O próprio Rafinha Bastos, compulsivo tuiteiro, com 3 milhões de seguidores, postou zero, nenhumazinha mensagem sobre sua suspensão da bancada do CQC, cogitada desde a Veja SP que espinafrou seu currículo, de alto a baixo, na edição publicada ontem. Tudo o que ele conseguiu postar ontem foi um link com “matérias falando bem de mim”. Má reação.

Marcelo Tas, Marco Luque, Danilo Gentili, Rafael Cortez, Monica Iozzi, Oscar Filho, Felipe Andreolli e mesmo o diretor do programa, Diego Barredo, não estão se manifestando sobre o caso, a pedido da direção da Bandeirantes, e só da cúpula pode sair qualquer comunicado, quando for oficial.

O que motivou a suspensão de Bastos (que recentemente teve de dar satisfações ao Ministério Público por tentar fazer graça com estupro) foi uma tentativa de piada, frase inconveniente, proferida por ele na última edição. Quando Marcelo Tas mencionou que a cantora Wanessa Camargo estava uma gracinha grávida, Bastos replicou: “Eu comeria ela e o bebê”.

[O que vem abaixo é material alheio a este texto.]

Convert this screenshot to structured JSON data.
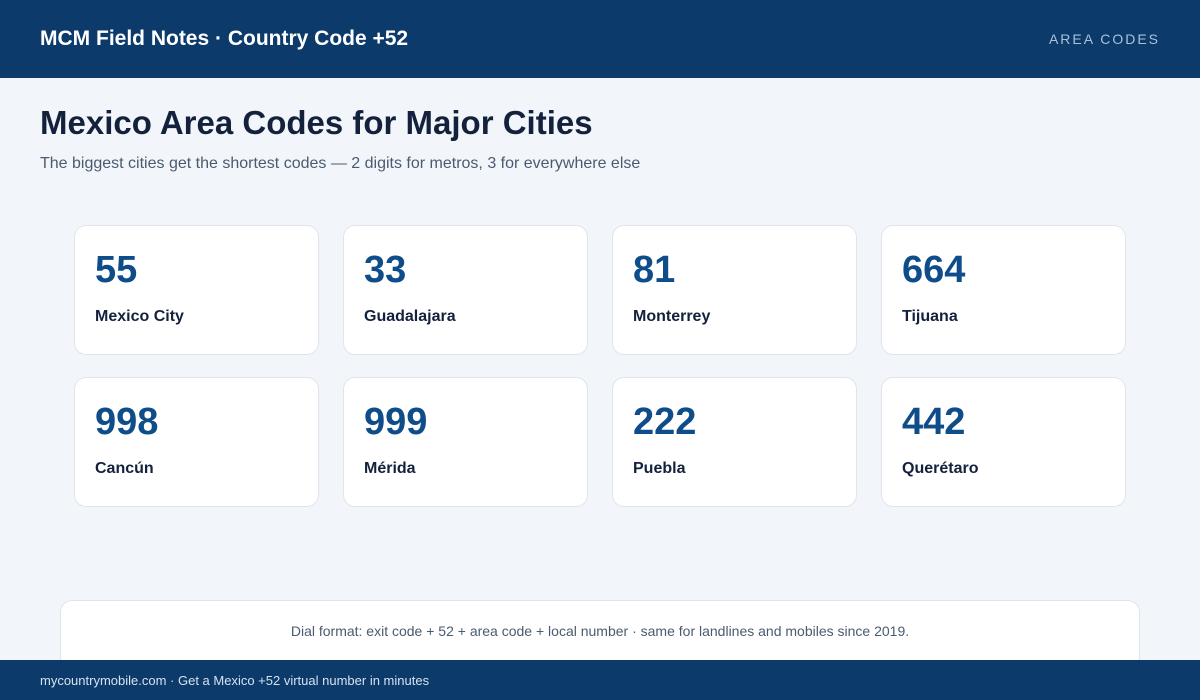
{
  "header": {
    "brand": "MCM Field Notes · Country Code +52",
    "section_tag": "AREA CODES"
  },
  "page": {
    "title": "Mexico Area Codes for Major Cities",
    "subtitle": "The biggest cities get the shortest codes — 2 digits for metros, 3 for everywhere else"
  },
  "cards": [
    {
      "code": "55",
      "city": "Mexico City"
    },
    {
      "code": "33",
      "city": "Guadalajara"
    },
    {
      "code": "81",
      "city": "Monterrey"
    },
    {
      "code": "664",
      "city": "Tijuana"
    },
    {
      "code": "998",
      "city": "Cancún"
    },
    {
      "code": "999",
      "city": "Mérida"
    },
    {
      "code": "222",
      "city": "Puebla"
    },
    {
      "code": "442",
      "city": "Querétaro"
    }
  ],
  "note": "Dial format: exit code + 52 + area code + local number · same for landlines and mobiles since 2019.",
  "footer": "mycountrymobile.com · Get a Mexico +52 virtual number in minutes",
  "colors": {
    "brand_navy": "#0b3a6b",
    "code_blue": "#0e4d8a",
    "page_background": "#f2f6fa"
  }
}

Gentili, há poucos minutos, ao tomar conhecimento de que Bastos estará fora da bancada pelas próximas semanas, não se conteve e postou a seguinte frase no Twitter: “Sempre enxerguei algo mais significativo sendo construído por um comediante linchado por falar merda do q por um queridinho por puxar sacos.”

É um evidente apoio ao colega.

Ao contrário de Marco Luque. Antes que a direção da Band pedisse aos CQCs que evitassem dar declarações públicas sobre o caso, Luque postou na internet seu repúdio à frase de Bastos. Luque é amigo pessoal do marido de Wanessa, Marcus Buaiz, sócio de Ronaldo Fenômeno, e foi aliás dessa relação que nasceram as negociações para a ida de Ronaldo ao estúdio do CQC, na abertura da temporada deste ano.

Bem hoje, dia em que a direção da Band resolve tirar Bastos de cena, a revista The Observer, do Guardian, publicou uma matéria sobre o sucesso do stand up no Brasil, puxando a brasa para Danilo Gentili. Salvo o fato de a reportagem atribuir o humor de Gentili e cia. (citando inclusive o próprio Bastos) a uma resistência às elites (oi? é para rir?), é saudável notar que o movimento esteja mexendo com o cenário cultural local, com ecos em um reino tão e tão distante.

E só para constar, um adendo aquipublicado às 17h30 desta segunda-feira, dia 3: Mônica Iozzi substitui Bastos na bancada do programa, hoje. A ver como a troca será explicada à plateia.